I truly wish I had better news from the front. I realize that journalism, too, is going to face one severe crisis after another, and I don’t think its future is much brighter than ours. So part of me wants to say, “eh, between journalism and doctoral study in English, it’s pretty much a wash.” But I hesitate to say this to someone who’s 29 and wants to start a family one of these days. If you were to start a PhD program in 2011-12, you’d be looking at another four-five years of study, followed by ... well, maybe followed by a better market in the years 2015-17, but maybe followed by a bleak market in 2015-17 made bleaker by all the people who didn’t get decent jobs from 2011-15. You don’t want to be adjuncting when you’re 35, this I know. And I don’t see how it’s possible to raise a family on adjunct wages (though many people manage to do it nonetheless).
In saying all of this, I haven’t so much as addressed your conviction that you’d be happiest with a job that involves writing, reading, researching and teaching. It is indeed a great job, even when all the committee work is factored in, and of course I think that the desire for such a job is not only entirely legitimate but (in a perverse sense) completely sane. Which is to say, I’m not one of those people who grouses relentlessly about how the profession is rotten to the core and spits out everyone who Really Cares About Literature and rewards only the hyperprofessionalized theorymongers with icewater in their veins. As you’ve probably gathered from my old book. The only question, as I see it, is whether the profession of literary study will offer a sufficient number of those great jobs for the people who aspire to them. And I fear that the answer is no, that the odds of any one person getting one of those jobs is extremely slim. Now, in one sense that’s the Monte Carlo fallacy at work, because your odds of choosing any number between 1 and 1000 is 999:1, and yet you chose a number! So yes, obviously, somebody is going to get some decent job here and there. But should you take that chance? That’s your call in the end, because only you can answer the question of how much of your life (and your family’s life) you’re willing to juggle in order to give it a shot. But I do feel an obligation to be as explicit as I can about just how steep the odds are, and how severe the personal sacrifices might be.
I hope this helps, though I expect that it will simply make your inexorable dilemma seem even less exorable, and more of a dilemma.

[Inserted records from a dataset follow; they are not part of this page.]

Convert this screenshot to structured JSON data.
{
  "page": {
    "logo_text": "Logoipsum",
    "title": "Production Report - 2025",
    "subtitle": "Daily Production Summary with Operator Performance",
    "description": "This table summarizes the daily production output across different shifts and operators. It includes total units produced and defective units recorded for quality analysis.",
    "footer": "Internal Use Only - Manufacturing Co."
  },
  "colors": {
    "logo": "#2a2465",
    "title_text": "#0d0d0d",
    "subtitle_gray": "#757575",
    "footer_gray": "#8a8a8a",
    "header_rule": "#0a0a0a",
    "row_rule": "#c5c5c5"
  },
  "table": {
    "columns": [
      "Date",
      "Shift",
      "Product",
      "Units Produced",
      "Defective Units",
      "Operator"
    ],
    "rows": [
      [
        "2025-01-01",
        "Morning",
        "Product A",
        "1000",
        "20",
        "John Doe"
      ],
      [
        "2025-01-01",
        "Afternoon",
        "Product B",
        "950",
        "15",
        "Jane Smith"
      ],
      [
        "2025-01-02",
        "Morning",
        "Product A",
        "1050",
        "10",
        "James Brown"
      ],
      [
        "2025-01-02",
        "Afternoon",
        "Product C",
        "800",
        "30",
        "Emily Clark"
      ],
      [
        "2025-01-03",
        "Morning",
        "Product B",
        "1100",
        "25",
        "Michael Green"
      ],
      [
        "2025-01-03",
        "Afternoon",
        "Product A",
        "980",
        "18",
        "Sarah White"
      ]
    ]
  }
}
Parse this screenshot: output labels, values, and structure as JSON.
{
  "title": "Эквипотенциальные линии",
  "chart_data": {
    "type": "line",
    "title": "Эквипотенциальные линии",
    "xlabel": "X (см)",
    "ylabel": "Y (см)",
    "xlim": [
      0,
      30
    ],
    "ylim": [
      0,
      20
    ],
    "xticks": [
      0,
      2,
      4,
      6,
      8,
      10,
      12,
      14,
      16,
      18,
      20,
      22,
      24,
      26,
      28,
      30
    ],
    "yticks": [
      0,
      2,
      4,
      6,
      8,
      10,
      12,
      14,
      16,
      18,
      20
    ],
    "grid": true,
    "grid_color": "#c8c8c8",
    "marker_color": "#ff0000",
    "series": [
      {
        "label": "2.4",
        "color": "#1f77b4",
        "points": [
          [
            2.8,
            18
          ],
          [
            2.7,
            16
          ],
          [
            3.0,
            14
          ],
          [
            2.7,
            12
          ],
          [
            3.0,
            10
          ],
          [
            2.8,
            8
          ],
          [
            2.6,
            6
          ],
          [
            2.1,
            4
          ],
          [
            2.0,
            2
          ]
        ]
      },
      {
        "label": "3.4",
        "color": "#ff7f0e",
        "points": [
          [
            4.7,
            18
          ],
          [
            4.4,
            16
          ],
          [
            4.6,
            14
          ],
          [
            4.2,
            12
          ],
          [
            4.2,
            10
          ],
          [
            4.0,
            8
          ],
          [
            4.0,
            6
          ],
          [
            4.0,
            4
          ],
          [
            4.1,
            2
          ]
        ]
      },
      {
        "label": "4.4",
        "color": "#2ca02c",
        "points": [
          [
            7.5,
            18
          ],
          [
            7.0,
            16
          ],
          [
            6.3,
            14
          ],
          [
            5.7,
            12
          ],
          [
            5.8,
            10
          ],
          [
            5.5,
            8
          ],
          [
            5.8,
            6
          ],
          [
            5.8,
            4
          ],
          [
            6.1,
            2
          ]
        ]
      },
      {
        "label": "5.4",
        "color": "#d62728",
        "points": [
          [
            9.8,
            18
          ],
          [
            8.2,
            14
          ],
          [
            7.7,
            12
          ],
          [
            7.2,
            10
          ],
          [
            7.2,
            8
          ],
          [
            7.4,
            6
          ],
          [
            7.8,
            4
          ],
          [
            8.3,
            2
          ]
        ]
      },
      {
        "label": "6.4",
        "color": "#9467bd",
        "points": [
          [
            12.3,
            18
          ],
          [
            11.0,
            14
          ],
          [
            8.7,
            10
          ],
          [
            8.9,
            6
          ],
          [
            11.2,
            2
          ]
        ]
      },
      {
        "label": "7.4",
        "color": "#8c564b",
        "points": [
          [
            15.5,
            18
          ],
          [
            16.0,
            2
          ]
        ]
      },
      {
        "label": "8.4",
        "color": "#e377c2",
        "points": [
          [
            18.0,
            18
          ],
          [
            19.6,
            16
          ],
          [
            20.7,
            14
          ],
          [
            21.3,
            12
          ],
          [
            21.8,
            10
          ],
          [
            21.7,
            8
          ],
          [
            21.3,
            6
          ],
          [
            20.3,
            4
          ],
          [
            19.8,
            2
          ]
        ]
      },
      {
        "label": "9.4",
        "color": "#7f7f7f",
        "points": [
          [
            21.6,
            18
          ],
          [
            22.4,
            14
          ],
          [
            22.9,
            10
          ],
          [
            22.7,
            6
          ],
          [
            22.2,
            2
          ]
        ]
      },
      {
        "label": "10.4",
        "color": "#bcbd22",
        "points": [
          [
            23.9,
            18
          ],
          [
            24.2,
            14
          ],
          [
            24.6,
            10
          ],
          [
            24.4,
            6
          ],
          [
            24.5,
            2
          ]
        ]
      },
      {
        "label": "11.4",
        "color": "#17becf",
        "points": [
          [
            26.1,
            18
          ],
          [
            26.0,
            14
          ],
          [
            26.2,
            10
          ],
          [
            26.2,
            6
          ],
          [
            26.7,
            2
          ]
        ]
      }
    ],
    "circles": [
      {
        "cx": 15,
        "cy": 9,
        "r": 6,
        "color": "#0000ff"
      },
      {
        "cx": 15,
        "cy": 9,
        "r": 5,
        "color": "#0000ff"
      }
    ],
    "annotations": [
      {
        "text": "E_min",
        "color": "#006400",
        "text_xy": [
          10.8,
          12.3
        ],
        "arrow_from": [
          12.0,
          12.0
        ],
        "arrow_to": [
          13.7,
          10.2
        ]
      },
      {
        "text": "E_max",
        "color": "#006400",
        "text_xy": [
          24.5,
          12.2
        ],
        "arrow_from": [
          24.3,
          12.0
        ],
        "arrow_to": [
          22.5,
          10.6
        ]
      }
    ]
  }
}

P.S. Don’t worry too much about—or study too long for—that monstrous GRE subject test in literature. As I learned in the course of writing this little essay for the Chronicle of Higher Education, only 41.5 percent of English departments require the test. By contrast, 96.2 percent of departments require a writing sample—and for good reason, because it’s the single most important piece of information in an applicant’s dossier. Which is to say what I should have said earlier: go ahead and apply this fall, and see what happens. At that stage, after all, you have nothing to lose save for the application fees. When you have a better sense of what your options are next spring, feel free to write to me again to talk them over.